The world’s largest jewellery company by volume is facing a wave of store closures across China – a move that serves to illustrate a broader retreat by foreign brands as consumer preferences shift towards practical products that offer more value for the money.
Danish jewellery brand Pandora, known for its fast-paced product launches and global sales of more than 100 million pieces a year, announced in its second-quarter earnings report on August 15 that it would expand its original plan to close 50 stores in China this year to 100 stores.

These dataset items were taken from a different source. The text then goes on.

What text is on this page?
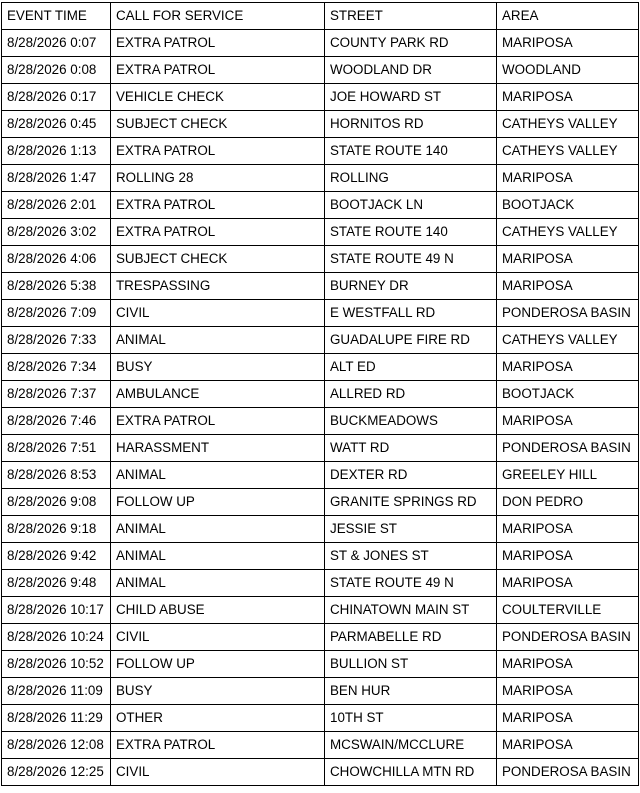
EVENT TIME	CALL FOR SERVICE	STREET	AREA
8/28/2026 0:07	EXTRA PATROL	COUNTY PARK RD	MARIPOSA
8/28/2026 0:08	EXTRA PATROL	WOODLAND DR	WOODLAND
8/28/2026 0:17	VEHICLE CHECK	JOE HOWARD ST	MARIPOSA
8/28/2026 0:45	SUBJECT CHECK	HORNITOS RD	CATHEYS VALLEY
8/28/2026 1:13	EXTRA PATROL	STATE ROUTE 140	CATHEYS VALLEY
8/28/2026 1:47	ROLLING 28	ROLLING	MARIPOSA
8/28/2026 2:01	EXTRA PATROL	BOOTJACK LN	BOOTJACK
8/28/2026 3:02	EXTRA PATROL	STATE ROUTE 140	CATHEYS VALLEY
8/28/2026 4:06	SUBJECT CHECK	STATE ROUTE 49 N	MARIPOSA
8/28/2026 5:38	TRESPASSING	BURNEY DR	MARIPOSA
8/28/2026 7:09	CIVIL	E WESTFALL RD	PONDEROSA BASIN
8/28/2026 7:33	ANIMAL	GUADALUPE FIRE RD	CATHEYS VALLEY
8/28/2026 7:34	BUSY	ALT ED	MARIPOSA
8/28/2026 7:37	AMBULANCE	ALLRED RD	BOOTJACK
8/28/2026 7:46	EXTRA PATROL	BUCKMEADOWS	MARIPOSA
8/28/2026 7:51	HARASSMENT	WATT RD	PONDEROSA BASIN
8/28/2026 8:53	ANIMAL	DEXTER RD	GREELEY HILL
8/28/2026 9:08	FOLLOW UP	GRANITE SPRINGS RD	DON PEDRO
8/28/2026 9:18	ANIMAL	JESSIE ST	MARIPOSA
8/28/2026 9:42	ANIMAL	ST & JONES ST	MARIPOSA
8/28/2026 9:48	ANIMAL	STATE ROUTE 49 N	MARIPOSA
8/28/2026 10:17	CHILD ABUSE	CHINATOWN MAIN ST	COULTERVILLE
8/28/2026 10:24	CIVIL	PARMABELLE RD	PONDEROSA BASIN
8/28/2026 10:52	FOLLOW UP	BULLION ST	MARIPOSA
8/28/2026 11:09	BUSY	BEN HUR	MARIPOSA
8/28/2026 11:29	OTHER	10TH ST	MARIPOSA
8/28/2026 12:08	EXTRA PATROL	MCSWAIN/MCCLURE	MARIPOSA
8/28/2026 12:25	CIVIL	CHOWCHILLA MTN RD	PONDEROSA BASIN
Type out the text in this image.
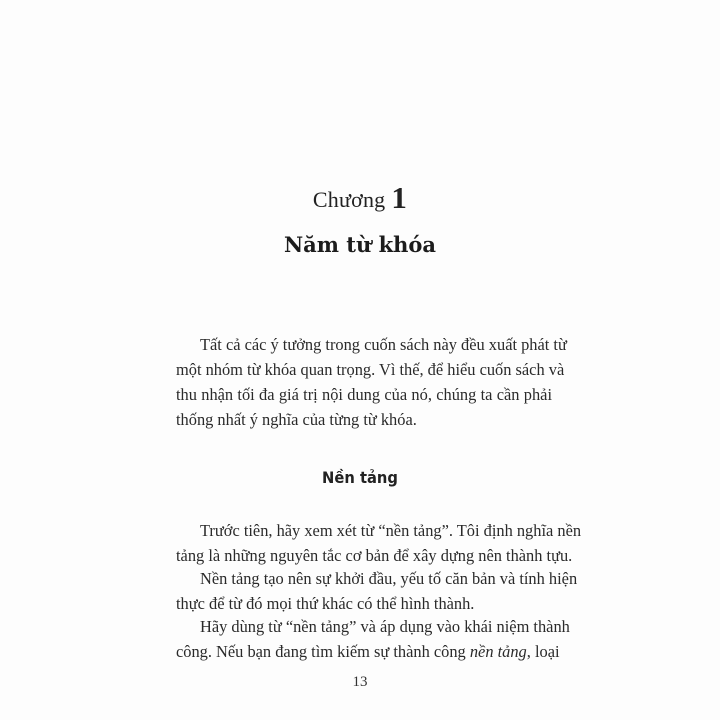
Chương 1
Năm từ khóa
Tất cả các ý tưởng trong cuốn sách này đều xuất phát từ
một nhóm từ khóa quan trọng. Vì thế, để hiểu cuốn sách và
thu nhận tối đa giá trị nội dung của nó, chúng ta cần phải
thống nhất ý nghĩa của từng từ khóa.
Nền tảng
Trước tiên, hãy xem xét từ “nền tảng”. Tôi định nghĩa nền
tảng là những nguyên tắc cơ bản để xây dựng nên thành tựu.
Nền tảng tạo nên sự khởi đầu, yếu tố căn bản và tính hiện
thực để từ đó mọi thứ khác có thể hình thành.
Hãy dùng từ “nền tảng” và áp dụng vào khái niệm thành
công. Nếu bạn đang tìm kiếm sự thành công nền tảng, loại
13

According to Pandora’s annual financial reports, its sales in China peaked in 2019 at 1.97 billion Danish kroner (US$305.73 million). But since the global pandemic, sales in China have steadily declined, dropping to 1.126 billion kroner in 2021, 737 million kroner in 2022, and 564.2 million kroner in 2023. Last year, Pandora’s revenue in China plummeted to just 416 million kroner, less than a quarter of the 2019 peak.
“Pandora is more about aesthetics and versatility for me; it’s not something to buy for value retention,” said Vicky Wang, a Pandora enthusiast from Jiangsu province.
Over the past three months, she spent 7,500 yuan (US$1,044) on a half-dozen charm bracelets but is now trying to sell what she considers “impulse purchases” on China’s second-hand trading platform Xianyu.
The closures by Pandora, which did not immediately respond to an emailed request for comment, are not isolated incidents among foreign retailers struggling in China.